Question to the Home Office:

To ask His Majesty's Government, further to the Written Answer by Lord Murray of Blidworth on 21 February (HL5629), whether they now plan to make an assessment of organised criminal gangs targeting unaccompanied children seeking asylum and being accommodated in hotels, given the statement by Greater Manchester Police that they have intelligence confirming the hotel networks used to house asylum seekers are targeted by organised criminal gangs, and that children are put to work selling drugs within weeks of arriving in the UK.

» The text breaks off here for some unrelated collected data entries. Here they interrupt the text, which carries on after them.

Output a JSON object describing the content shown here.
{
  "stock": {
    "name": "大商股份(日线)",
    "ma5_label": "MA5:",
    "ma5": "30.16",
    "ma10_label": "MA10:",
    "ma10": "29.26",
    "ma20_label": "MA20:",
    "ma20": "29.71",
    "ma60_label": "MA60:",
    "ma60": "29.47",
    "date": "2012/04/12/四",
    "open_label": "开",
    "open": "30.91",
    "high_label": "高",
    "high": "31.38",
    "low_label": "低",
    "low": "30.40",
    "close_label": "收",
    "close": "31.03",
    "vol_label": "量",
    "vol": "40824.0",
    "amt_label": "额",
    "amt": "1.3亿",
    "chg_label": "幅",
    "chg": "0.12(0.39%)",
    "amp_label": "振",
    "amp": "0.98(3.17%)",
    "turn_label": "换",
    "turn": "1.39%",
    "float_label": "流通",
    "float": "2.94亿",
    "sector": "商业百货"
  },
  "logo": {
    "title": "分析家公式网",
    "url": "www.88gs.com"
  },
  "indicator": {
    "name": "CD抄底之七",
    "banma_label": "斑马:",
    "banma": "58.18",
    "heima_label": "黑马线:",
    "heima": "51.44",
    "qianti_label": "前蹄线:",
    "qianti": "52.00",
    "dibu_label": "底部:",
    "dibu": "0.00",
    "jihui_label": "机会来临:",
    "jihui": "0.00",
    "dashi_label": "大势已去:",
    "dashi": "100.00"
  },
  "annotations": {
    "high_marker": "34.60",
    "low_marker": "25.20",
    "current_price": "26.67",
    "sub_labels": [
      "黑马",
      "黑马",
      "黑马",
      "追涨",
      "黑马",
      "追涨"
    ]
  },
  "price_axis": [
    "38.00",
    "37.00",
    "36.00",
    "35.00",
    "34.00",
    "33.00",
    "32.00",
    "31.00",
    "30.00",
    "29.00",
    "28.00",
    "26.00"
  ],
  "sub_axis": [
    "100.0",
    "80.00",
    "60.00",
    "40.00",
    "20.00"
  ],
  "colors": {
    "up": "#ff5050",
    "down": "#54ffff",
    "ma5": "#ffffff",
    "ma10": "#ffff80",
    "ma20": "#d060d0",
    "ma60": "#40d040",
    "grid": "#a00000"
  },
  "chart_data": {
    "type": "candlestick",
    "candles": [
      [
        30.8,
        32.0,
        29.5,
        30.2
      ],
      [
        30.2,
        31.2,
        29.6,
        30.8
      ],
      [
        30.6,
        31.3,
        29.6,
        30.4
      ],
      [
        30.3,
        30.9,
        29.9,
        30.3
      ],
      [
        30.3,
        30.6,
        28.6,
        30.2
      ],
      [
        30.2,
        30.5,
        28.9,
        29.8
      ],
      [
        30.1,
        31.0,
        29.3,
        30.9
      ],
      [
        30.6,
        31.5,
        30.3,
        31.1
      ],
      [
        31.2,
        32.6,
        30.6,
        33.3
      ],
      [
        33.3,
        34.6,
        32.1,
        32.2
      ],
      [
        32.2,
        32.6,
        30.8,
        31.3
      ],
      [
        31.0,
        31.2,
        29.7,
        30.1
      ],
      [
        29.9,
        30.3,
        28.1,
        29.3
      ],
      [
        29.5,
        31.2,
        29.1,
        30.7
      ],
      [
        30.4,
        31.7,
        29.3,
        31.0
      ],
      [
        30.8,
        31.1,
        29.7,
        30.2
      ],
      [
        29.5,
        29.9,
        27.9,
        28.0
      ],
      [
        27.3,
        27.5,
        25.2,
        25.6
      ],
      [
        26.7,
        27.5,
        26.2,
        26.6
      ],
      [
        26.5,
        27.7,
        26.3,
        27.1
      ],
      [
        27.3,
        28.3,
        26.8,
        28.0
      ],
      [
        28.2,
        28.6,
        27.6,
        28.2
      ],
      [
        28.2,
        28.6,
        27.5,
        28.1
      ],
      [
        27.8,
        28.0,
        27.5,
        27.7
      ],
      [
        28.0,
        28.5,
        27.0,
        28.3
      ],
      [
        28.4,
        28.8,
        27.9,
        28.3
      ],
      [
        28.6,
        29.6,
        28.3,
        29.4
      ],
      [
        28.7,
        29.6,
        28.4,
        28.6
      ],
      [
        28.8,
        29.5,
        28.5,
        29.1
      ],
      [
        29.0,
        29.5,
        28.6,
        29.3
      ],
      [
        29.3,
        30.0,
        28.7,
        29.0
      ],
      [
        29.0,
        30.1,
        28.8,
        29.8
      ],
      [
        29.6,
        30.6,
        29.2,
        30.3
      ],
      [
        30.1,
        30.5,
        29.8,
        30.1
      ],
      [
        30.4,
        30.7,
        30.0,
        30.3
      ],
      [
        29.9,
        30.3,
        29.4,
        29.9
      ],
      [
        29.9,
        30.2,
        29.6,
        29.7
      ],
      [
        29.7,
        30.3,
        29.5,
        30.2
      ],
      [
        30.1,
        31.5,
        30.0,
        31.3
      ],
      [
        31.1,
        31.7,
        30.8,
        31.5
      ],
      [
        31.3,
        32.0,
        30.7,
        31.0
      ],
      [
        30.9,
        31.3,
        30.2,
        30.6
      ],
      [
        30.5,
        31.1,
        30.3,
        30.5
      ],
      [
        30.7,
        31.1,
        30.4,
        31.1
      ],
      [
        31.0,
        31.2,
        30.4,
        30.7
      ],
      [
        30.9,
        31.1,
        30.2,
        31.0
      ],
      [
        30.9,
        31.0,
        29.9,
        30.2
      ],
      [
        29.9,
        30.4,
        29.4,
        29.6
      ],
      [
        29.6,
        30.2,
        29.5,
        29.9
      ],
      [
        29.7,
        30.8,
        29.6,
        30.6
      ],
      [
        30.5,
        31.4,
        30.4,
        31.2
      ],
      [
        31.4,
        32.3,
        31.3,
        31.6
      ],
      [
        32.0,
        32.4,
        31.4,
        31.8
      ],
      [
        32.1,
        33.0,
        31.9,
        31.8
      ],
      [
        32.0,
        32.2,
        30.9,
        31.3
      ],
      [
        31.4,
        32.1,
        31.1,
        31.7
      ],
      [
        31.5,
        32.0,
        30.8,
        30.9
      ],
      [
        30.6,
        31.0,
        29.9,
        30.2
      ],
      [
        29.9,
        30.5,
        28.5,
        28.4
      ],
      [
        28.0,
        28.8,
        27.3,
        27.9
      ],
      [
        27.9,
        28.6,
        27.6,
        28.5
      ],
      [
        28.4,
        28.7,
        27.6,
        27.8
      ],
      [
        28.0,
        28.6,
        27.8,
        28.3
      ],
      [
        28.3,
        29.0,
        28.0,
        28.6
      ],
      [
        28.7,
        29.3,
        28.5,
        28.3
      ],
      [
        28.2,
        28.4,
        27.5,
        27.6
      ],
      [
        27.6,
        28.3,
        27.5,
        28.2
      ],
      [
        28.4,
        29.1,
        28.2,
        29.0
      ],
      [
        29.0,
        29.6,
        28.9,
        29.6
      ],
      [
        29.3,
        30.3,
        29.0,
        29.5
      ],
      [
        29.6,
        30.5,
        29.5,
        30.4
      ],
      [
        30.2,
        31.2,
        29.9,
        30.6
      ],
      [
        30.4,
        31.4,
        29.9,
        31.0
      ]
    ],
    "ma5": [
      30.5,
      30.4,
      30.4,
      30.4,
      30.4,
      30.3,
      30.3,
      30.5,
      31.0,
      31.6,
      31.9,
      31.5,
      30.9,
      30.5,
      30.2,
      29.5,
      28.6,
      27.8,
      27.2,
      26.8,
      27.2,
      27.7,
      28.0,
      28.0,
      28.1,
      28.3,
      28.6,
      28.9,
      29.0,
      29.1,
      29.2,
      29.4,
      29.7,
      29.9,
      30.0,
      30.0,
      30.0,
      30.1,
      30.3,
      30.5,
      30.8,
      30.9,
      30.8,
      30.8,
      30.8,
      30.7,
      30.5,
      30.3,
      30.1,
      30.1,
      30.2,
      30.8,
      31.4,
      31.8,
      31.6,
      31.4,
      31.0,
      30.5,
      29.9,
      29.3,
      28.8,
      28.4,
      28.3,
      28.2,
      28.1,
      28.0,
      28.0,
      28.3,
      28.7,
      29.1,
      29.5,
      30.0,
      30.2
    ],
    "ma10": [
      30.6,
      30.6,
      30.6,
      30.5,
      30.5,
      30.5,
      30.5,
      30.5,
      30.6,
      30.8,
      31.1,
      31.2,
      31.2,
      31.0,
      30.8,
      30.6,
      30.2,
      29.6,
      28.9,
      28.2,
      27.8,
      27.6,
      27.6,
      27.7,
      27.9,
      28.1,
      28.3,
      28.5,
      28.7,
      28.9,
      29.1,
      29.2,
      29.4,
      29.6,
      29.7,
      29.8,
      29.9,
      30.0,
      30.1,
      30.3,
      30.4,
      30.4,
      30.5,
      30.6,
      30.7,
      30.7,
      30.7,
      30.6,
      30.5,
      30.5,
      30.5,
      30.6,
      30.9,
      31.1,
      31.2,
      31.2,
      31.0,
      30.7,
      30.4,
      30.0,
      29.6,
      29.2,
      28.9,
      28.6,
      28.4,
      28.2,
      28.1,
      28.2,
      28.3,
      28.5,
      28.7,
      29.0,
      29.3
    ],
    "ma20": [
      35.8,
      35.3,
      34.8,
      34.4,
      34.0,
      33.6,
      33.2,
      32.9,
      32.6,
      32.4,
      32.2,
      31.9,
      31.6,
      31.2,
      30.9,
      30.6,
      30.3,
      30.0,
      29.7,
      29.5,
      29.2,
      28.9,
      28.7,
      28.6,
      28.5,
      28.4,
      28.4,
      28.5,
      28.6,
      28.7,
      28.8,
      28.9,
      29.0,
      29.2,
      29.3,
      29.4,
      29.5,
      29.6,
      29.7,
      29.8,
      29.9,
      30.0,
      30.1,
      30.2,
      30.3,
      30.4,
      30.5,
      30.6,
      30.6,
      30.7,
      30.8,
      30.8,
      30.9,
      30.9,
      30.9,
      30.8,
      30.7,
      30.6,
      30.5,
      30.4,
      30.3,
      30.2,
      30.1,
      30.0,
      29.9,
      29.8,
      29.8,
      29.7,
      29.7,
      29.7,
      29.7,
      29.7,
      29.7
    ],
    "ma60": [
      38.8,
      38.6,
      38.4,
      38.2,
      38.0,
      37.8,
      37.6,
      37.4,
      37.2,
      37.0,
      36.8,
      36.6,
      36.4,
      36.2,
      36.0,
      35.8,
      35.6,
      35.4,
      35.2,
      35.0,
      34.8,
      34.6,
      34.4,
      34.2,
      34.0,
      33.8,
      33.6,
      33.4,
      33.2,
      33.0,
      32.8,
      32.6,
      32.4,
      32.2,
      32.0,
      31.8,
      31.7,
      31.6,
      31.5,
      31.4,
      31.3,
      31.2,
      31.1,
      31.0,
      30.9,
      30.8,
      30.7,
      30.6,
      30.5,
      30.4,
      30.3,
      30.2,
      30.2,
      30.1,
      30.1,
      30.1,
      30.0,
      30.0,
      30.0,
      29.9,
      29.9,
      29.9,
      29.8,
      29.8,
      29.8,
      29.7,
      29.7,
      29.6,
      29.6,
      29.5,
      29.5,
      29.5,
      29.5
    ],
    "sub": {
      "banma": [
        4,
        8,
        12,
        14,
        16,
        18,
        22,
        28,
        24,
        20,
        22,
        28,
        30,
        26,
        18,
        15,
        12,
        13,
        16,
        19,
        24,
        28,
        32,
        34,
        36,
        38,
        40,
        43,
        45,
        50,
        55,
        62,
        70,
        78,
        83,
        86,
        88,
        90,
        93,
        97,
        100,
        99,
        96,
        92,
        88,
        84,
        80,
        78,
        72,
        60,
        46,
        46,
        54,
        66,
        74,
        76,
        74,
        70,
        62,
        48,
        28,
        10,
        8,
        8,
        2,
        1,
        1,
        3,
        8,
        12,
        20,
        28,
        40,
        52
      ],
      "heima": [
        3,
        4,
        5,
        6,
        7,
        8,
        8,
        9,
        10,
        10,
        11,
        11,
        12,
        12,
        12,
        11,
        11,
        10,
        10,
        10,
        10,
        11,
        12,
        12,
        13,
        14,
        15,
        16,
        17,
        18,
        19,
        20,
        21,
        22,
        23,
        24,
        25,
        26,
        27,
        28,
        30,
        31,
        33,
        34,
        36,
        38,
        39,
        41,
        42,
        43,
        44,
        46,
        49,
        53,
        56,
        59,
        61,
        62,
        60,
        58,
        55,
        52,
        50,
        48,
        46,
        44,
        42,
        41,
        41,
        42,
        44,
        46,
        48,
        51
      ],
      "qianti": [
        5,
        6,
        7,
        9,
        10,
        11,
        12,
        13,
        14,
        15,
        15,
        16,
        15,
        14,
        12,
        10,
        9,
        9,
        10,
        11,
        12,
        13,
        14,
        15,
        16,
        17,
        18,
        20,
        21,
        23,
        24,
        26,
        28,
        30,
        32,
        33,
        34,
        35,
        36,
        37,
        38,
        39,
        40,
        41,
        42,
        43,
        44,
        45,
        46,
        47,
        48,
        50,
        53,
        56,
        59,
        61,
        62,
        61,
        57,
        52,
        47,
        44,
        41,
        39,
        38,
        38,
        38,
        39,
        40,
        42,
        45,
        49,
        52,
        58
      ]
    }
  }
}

This question was answered on 8th March 2023

The safety and wellbeing of those in our care is our primary concern. We have robust safeguarding procedures in place to ensure all unaccompanied asylum-seeking children (UASC) in emergency interim hotels are safe and supported whilst we seek urgent placements with a local authority. Young people are supported by team leaders and support workers who are on site 24 hours a day. Further care is provided in hotels by teams of specialist social workers and nurses


We have no power to detain UASC in hotels and we know some do go missing. Many of those who have gone missing are subsequently traced and located. Children’s movements in and out of hotels are monitored and recorded and they are accompanied by support workers when attending organised activities and social excursions off-site, or where specific vulnerabilities are identified


When any young person goes missing the ‘missing persons protocol’ is followed and led by our directly engaged social workers. A multi-agency, missing persons protocol is mobilised involving the police and the local authority, who have a shared statutory responsibility to safeguard all children, including missing migrant children, in order to establish their whereabouts and to ensure that they are safe.